Минуты эти стоили вечности. Мы тоже чувствовали, что происходит что-то особенное. Чувство совершенно необъяснимое. Какой-то величайший страх пред совершающейся и тебе непонятной тайной.

Много пережил я на своем веку, но такого еще не переживал. Смотрим — отец Афанасий снова входит в алтарь и ставит Святые Дары на Престол. А засим, выйдя, весь в слезах, с умилением в голоce, звучно и четко, — будто с ним ничего и не было, — и с невыразимой любовью обращается к Государю:

—Ваше Величество! Простите меня! Войдите в алтарь и Причаститесь у Престола Божия Святых Таин но подобающему Bам чину, яко Помазанник Божий. Рече бо Псалмопевец: «Клялся Господь и не раскается: Ты священник во век по чину Мельхиседека»!****

Так после сказывал мне отец Афанасий:

—Боже, Боже, какой иногда бывает грех! Я вовсе не подумал, что Государь Император подходит к Святому Причастию как простой верующий, а Ему подобает Причащаться как Царю-Миропомазаннику. Начиная запричастную молитву, чувствую я, что у меня отнимается язык, я немею. Господи, думаю, что со мной? Посмотрел на Государя, а Он стоит весь залитый, весь осиянный Фаворским светом! Даже одежды его блистают белее снега.

И припомнилась мне исповедь Государева — за все время моет священства у меня не было другой такой чистой исповеди. Это уже великий праведник! А что если это будущий великомученик? Жертва за русский народ? И мне стало страшно.

В алтаре, когда поставил Чашу со Святыми Дарами на Престол, яко древле священник Захария, я ощутил, что ко мне вернулся дар речи.

— Не будем никого осуждать. Государь простил всем, всему русскому народу, — обманутому, как и он сам. Но — если люди признали отречение, Бог его не признал!
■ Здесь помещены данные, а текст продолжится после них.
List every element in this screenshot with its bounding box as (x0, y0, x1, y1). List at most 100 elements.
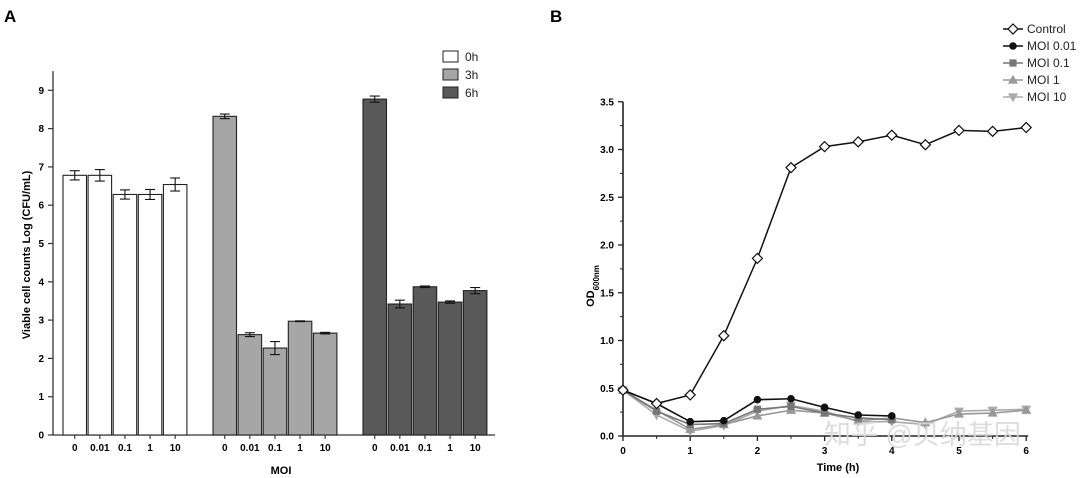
point-control (953, 124, 965, 137)
bar-x-tick-label: 0.01 (240, 443, 260, 454)
line-x-axis-title: Time (h) (817, 462, 860, 474)
bar-0h-moi-0 (62, 174, 88, 436)
bar-x-tick-label: 10 (470, 443, 482, 454)
error-bar-0h-moi-10 (170, 177, 181, 192)
bar-3h-moi-10 (312, 332, 338, 436)
series-control (617, 121, 1033, 410)
point-control (1020, 121, 1033, 134)
bar-legend-label: 3h (465, 68, 478, 82)
bar-x-tick-label: 1 (297, 443, 303, 454)
bar-3h-moi-0.1 (262, 347, 288, 436)
bar-3h-moi-0.01 (237, 334, 263, 436)
error-bar-6h-moi-1 (445, 300, 456, 304)
line-y-tick-label: 2.0 (600, 241, 614, 252)
error-bar-0h-moi-1 (145, 188, 156, 201)
bar-y-tick-label: 0 (38, 431, 44, 442)
bar-6h-moi-10 (462, 290, 488, 436)
line-legend-item-moi-1: MOI 1 (1003, 73, 1060, 87)
bar-0h-moi-1 (137, 193, 163, 436)
bar-x-tick-label: 0.1 (118, 443, 132, 454)
point-moi-1 (953, 408, 965, 418)
point-control (919, 138, 932, 151)
bar-legend-item-6h: 6h (442, 86, 478, 100)
bar-6h-moi-0.01 (387, 303, 413, 436)
error-bar-3h-moi-0.01 (244, 332, 255, 338)
point-control (785, 161, 797, 174)
bar-legend-label: 6h (465, 86, 478, 100)
point-control (684, 389, 697, 401)
point-moi-0_01 (719, 416, 728, 425)
line-legend-marker-moi-0_1 (1009, 59, 1017, 67)
bar-legend-swatch (442, 50, 459, 63)
series-line-control (622, 126, 1027, 405)
bar-x-tick-label: 0 (372, 443, 378, 454)
bar-x-tick-label: 0.1 (418, 443, 432, 454)
point-moi-0_01 (887, 412, 896, 420)
bar-y-tick-label: 5 (38, 239, 44, 250)
point-moi-0_01 (753, 395, 762, 404)
error-bar-6h-moi-10 (470, 286, 481, 295)
bar-3h-moi-0 (212, 115, 238, 436)
bar-0h-moi-0.1 (112, 193, 138, 436)
line-y-tick-label: 1.0 (600, 336, 614, 347)
point-control (818, 140, 831, 153)
error-bar-0h-moi-0 (69, 170, 80, 181)
bar-y-tick-label: 6 (38, 201, 44, 212)
line-legend-item-moi-10: MOI 10 (1003, 90, 1067, 104)
error-bar-0h-moi-0.1 (119, 189, 130, 200)
line-legend-item-moi-0_01: MOI 0.01 (1003, 39, 1077, 53)
point-control (650, 397, 663, 410)
line-legend-item-control: Control (1003, 22, 1066, 36)
error-bar-6h-moi-0.1 (419, 285, 430, 289)
bar-x-tick-label: 1 (447, 443, 453, 454)
line-x-tick-label: 6 (1023, 446, 1029, 457)
point-moi-1 (920, 417, 931, 427)
point-moi-1 (752, 410, 763, 420)
point-control (852, 136, 865, 148)
error-bar-3h-moi-0.1 (269, 340, 280, 356)
point-control (617, 384, 629, 397)
point-moi-1 (987, 407, 998, 417)
bar-3h-moi-1 (287, 320, 313, 436)
line-legend-label: Control (1027, 22, 1066, 36)
bar-x-tick-label: 0 (222, 443, 228, 454)
bar-legend: 0h 3h 6h (442, 50, 478, 100)
point-control (717, 329, 730, 342)
line-legend-marker-moi-0_01 (1009, 42, 1017, 50)
bar-legend-swatch (442, 68, 459, 81)
bar-6h-moi-0.1 (412, 286, 438, 436)
error-bar-6h-moi-0.01 (394, 299, 405, 309)
point-moi-0_01 (820, 403, 829, 412)
od-subscript: 600nm (592, 265, 601, 290)
line-x-tick-label: 0 (620, 446, 626, 457)
bar-x-tick-label: 0.01 (390, 443, 410, 454)
line-y-tick-label: 0.5 (600, 384, 614, 395)
bar-y-axis-title: Viable cell counts Log (CFU/mL) (21, 170, 33, 339)
bar-6h-moi-0 (362, 98, 388, 436)
line-y-tick-label: 2.5 (600, 193, 614, 204)
bar-x-tick-label: 10 (170, 443, 182, 454)
line-y-tick-label: 0.0 (600, 432, 614, 443)
line-y-tick-label: 3.5 (600, 97, 614, 108)
line-chart: 0.0 0.5 1.0 1.5 2.0 2.5 3.0 3.5 0 1 2 3 4 5 6 Time (h)… (585, 22, 1077, 474)
line-x-tick-label: 5 (956, 446, 962, 457)
watermark: 知乎 @贝纳基因 (824, 420, 1021, 450)
bar-x-axis-title: MOI (271, 465, 292, 477)
bar-6h-moi-1 (437, 301, 463, 436)
line-x-tick-label: 2 (755, 446, 761, 457)
line-x-tick-label: 1 (687, 446, 693, 457)
panel-b-letter: B (550, 7, 562, 26)
bar-legend-item-0h: 0h (442, 50, 478, 64)
point-control (986, 125, 999, 138)
bar-0h-moi-10 (162, 183, 188, 436)
bar-x-tick-label: 0.1 (268, 443, 282, 454)
point-moi-0_1 (787, 402, 795, 410)
bar-legend-swatch (442, 86, 459, 99)
bar-y-tick-label: 4 (38, 277, 44, 288)
line-y-axis-title: OD600nm (585, 265, 601, 307)
point-moi-0_1 (753, 405, 762, 413)
line-legend-marker-moi-1 (1007, 74, 1019, 84)
panel-a-letter: A (4, 7, 16, 26)
line-legend-label: MOI 10 (1027, 90, 1067, 104)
«Наша страна», №59 от 9 декабря 1950 г.

* Расстрелян позже большевиками.

** Графиня А. В. Гендрикова.

*** Дядька Наследника Цесаревича Алексея Николаевича, К. Г. Нагорный, матрос-«штандартец».

**** Пс. 109, 4.

Об авторе

Петр Николаевич Шабельский-Борк (наст. фамилия Попов, 1893 – 1952) свои литературные произведения подписывал псевдонимом «Старый Кирибей». Родился в Кисловодске, с началом Великой войны пошел добровольцем на фронт, был несколько раз ранен, заслужил Георгиевский крест. После Февральской революции отказался присягать Временному правительству, так как был убежденным монархистом.

Во время Гражданской войны эмигрировал в Германию, где принимал участие в издании журнала «Луч света». В 1922 году вместе с С. В. Таборицким совершил покушение на Милюкова, это был акт возмездия за Царскую семью. В результате покушения погиб В. Д. Набоков, а участники были осуждены. Через пять лет их выпустили по амнистии.

После войны проживал в Аргентине. Публиковался во «Владимирском Вестнике» и «Нашей Стране». Автор книг «Павловский гобелен», «Вещие были о Святом Царе» и др.